There are some signs that the UK government is recognising the need to respond, and the defence secretary has recently outlined an ambitious space programme for the UK. That includes the UK becoming the first formal partner in the US-led Operation Olympic Defender. This is a multinational coalition formed to strengthen deterrence against hostile actors in space, and is designed to mitigate the evolving threats faced by the UK in this area.
While there are significant kinetic threats in space, just as on Earth, there are even greater cyber security-related threats and it is important to note that these can come from outside the major state actors, with smaller rogue states developing attacks on satellites. These cyber-based attacks are much easier and cheaper to fund and action is needed to improve defences against them.
A particular vulnerability is that satellites are increasingly using software-defined functionality that can be reprogrammed in orbit. This means they need greater levels of technical security controls so they cannot be hacked for nefarious reasons. This is expensive, with some satellite companies now claiming they are spending more money on cyber protection than they do to operate the satellites themselves.

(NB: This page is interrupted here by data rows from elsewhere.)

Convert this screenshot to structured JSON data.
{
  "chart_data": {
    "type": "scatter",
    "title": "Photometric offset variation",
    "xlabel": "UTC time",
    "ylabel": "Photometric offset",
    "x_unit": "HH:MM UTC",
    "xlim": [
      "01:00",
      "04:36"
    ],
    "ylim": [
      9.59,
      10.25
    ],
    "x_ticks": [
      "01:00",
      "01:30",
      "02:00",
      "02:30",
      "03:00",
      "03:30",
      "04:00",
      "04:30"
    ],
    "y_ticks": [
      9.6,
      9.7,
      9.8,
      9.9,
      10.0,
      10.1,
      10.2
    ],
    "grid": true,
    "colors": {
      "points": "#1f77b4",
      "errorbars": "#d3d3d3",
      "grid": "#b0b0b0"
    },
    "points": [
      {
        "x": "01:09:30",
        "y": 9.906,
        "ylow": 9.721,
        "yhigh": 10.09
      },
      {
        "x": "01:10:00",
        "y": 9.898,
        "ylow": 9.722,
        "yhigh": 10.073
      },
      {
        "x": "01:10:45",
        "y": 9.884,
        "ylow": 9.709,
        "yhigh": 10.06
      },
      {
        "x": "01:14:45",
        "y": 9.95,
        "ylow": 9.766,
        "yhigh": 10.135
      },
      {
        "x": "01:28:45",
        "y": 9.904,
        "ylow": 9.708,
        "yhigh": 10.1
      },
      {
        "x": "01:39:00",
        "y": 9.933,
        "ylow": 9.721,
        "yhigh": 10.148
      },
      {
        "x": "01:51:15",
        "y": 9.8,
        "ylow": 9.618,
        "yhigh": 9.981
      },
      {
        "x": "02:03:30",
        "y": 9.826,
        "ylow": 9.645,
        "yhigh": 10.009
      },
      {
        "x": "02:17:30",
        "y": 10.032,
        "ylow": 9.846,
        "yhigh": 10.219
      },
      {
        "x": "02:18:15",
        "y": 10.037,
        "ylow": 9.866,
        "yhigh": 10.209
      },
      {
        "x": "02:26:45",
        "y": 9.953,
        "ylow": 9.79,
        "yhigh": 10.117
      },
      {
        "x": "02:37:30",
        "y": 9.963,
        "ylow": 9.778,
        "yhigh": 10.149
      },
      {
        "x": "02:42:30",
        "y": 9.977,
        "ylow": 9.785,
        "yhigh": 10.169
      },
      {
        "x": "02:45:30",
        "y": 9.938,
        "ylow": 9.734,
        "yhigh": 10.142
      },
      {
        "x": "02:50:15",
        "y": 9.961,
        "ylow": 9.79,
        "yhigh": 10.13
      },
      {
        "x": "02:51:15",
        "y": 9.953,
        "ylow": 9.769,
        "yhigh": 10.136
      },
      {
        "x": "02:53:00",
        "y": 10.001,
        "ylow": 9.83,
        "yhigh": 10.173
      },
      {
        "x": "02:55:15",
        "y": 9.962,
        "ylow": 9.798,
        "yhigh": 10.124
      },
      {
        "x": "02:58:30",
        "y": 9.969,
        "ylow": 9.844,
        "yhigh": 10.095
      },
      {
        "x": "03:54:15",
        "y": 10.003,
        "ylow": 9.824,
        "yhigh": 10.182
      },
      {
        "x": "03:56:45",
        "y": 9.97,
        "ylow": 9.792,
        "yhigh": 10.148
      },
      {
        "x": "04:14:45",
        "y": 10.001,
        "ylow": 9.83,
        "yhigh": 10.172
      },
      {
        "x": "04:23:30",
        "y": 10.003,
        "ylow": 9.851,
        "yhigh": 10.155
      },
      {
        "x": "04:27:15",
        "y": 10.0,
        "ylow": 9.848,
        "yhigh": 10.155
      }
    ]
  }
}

And it is not just the satellites, but more importantly the ground stations with which they communicate. These stations have terminals that constitute a critical vulnerability, as a terminal is an access point to a satellite and is often not protected by authentication in order not to hinder operational actions. Terminals run on software that itself can be compromised and require regular patching and upgrading.
The attack vectors include jamming of signals to provide a denial of service-type attack or the spoofing of information feeds from satellites. Such spoofing could be minor but significant – for example, misrepresenting geographical positioning information fed to driverless cars or precision guided munitions in times of conflict.

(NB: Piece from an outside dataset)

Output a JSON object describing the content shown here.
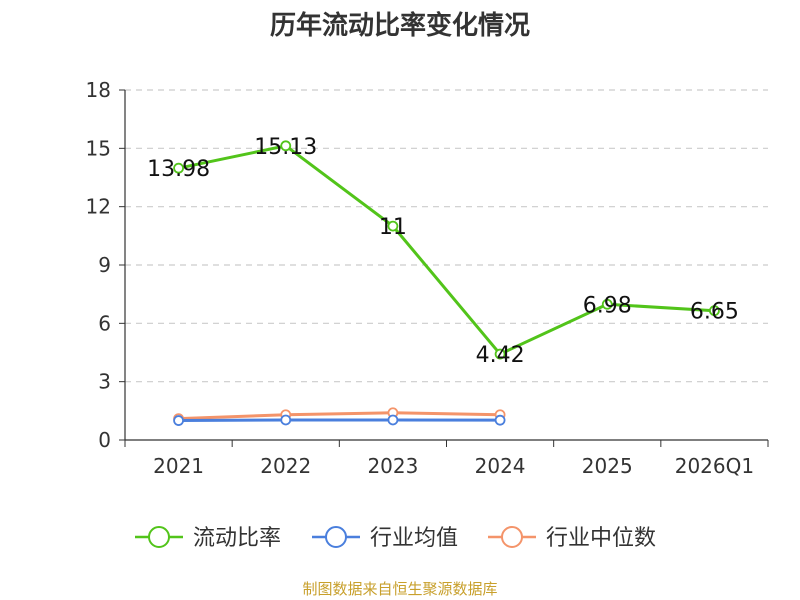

The importance of activities in space was underlined in a recent Chatham House research paper, Nato’s space-based strategic assets, which stated: “In the future, the use of emerging technologies, which includes artificial intelligence (AI), quantum-based cryptography, quantum computing and the development of space-based internet infrastructure, will define the future of warfare.”

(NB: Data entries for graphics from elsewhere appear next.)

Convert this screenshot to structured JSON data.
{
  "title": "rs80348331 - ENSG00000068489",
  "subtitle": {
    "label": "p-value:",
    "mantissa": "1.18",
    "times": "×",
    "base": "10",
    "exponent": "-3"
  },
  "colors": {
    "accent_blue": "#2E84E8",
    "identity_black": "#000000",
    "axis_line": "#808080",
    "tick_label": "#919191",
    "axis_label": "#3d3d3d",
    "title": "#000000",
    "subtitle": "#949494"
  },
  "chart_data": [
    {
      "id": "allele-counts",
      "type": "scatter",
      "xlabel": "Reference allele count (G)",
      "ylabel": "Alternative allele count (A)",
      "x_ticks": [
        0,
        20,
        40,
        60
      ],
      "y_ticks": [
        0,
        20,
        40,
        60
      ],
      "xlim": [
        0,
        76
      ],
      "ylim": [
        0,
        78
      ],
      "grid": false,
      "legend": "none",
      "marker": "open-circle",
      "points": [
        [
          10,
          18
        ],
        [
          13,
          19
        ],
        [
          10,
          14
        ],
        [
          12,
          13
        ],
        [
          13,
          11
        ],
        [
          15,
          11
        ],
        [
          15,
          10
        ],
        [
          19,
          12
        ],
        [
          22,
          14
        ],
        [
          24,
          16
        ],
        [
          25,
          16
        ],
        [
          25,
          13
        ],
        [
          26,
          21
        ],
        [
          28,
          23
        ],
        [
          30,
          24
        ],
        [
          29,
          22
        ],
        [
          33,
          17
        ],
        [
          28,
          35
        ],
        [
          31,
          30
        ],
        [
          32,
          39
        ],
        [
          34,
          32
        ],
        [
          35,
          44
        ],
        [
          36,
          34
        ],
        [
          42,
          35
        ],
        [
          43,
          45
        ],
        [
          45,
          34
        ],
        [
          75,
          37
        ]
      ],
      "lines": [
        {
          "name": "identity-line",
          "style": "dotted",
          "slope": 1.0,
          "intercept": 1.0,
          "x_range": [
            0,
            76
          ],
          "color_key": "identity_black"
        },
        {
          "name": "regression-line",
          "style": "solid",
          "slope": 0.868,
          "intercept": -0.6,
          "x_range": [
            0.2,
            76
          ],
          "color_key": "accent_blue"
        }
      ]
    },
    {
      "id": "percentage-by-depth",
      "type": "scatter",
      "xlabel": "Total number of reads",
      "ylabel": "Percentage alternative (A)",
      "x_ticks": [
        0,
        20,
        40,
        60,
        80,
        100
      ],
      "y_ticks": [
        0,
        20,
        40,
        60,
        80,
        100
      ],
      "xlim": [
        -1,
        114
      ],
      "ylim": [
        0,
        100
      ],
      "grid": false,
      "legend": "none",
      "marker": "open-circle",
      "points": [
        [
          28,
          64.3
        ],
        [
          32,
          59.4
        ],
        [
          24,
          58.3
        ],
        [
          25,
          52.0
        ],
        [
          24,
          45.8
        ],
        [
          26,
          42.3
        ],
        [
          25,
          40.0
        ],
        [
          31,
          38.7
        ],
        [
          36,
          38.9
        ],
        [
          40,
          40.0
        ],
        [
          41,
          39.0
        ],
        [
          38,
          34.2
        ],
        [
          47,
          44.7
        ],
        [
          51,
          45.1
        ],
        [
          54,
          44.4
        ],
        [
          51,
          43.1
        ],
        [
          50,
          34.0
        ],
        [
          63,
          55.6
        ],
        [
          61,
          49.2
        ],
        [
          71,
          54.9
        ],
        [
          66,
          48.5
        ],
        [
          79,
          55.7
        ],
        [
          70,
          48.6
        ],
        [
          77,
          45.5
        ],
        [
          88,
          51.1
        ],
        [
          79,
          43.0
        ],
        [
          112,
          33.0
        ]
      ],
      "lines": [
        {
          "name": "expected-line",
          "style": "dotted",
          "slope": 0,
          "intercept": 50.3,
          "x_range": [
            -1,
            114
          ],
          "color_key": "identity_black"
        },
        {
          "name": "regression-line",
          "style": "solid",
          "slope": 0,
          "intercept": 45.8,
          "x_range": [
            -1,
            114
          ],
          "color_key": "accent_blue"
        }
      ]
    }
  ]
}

A particular emerging issue is the higher number of satellite data exchange interfaces used between the military and civil sectors, for applications such as GPS. This has ramifications for the laws of armed conflict and raises the risk, or provides an excuse for those that want to attack them, that civilian capabilities used for military purposes qualify as legitimate military targets.
The Chatham House paper also highlights the specific threats which could result if a satellite-based network was attacked and a breach occurred, and sets out the countermeasures that should be adopted.
These are relevant for any satellite operator, not just Nato, and should leverage both technical countermeasures and recognise that hacks will occur, as well as build resilience into satellite and ground station operations by design.
That work should start with a clear assessment of the cyber maturity of the organisation, followed by action on the areas for improvement across people, process and technology. There should also be a focus on improving technical defences including creating backups such as terrestrial alternatives for guidance systems, or investing in quantum systems for secure communication. These provide a radical new way to encrypt information transmitted between satellites, making it more difficult to hack information.
Once the systems are in place, there is a need to carry out regular testing, with feedback and update, of how new attack vectors could cause compromise and of how quickly the organisation can recover from a catastrophic breach. That should include awareness of the increasing threats that are coming not just from denial of service or data loss, but deliberate and malicious data corruption over an extended period. This incremental activity is intended to cause the maximum confusion and loss of trust.
All this should be underpinned by training and education of all staff on the latest cyber threats, as well as the use of AI and machine learning to provide an early warning of unusual actions by staff, not just in the technical world, but the physical one.
The cyber threat to our activities in space is very real and the impact of a successful attack could be significant, making it critical that these countermeasures are put in place urgently.
Elliot Rose is head of cyber security at PA Consulting, the global innovation and transformation consultancy.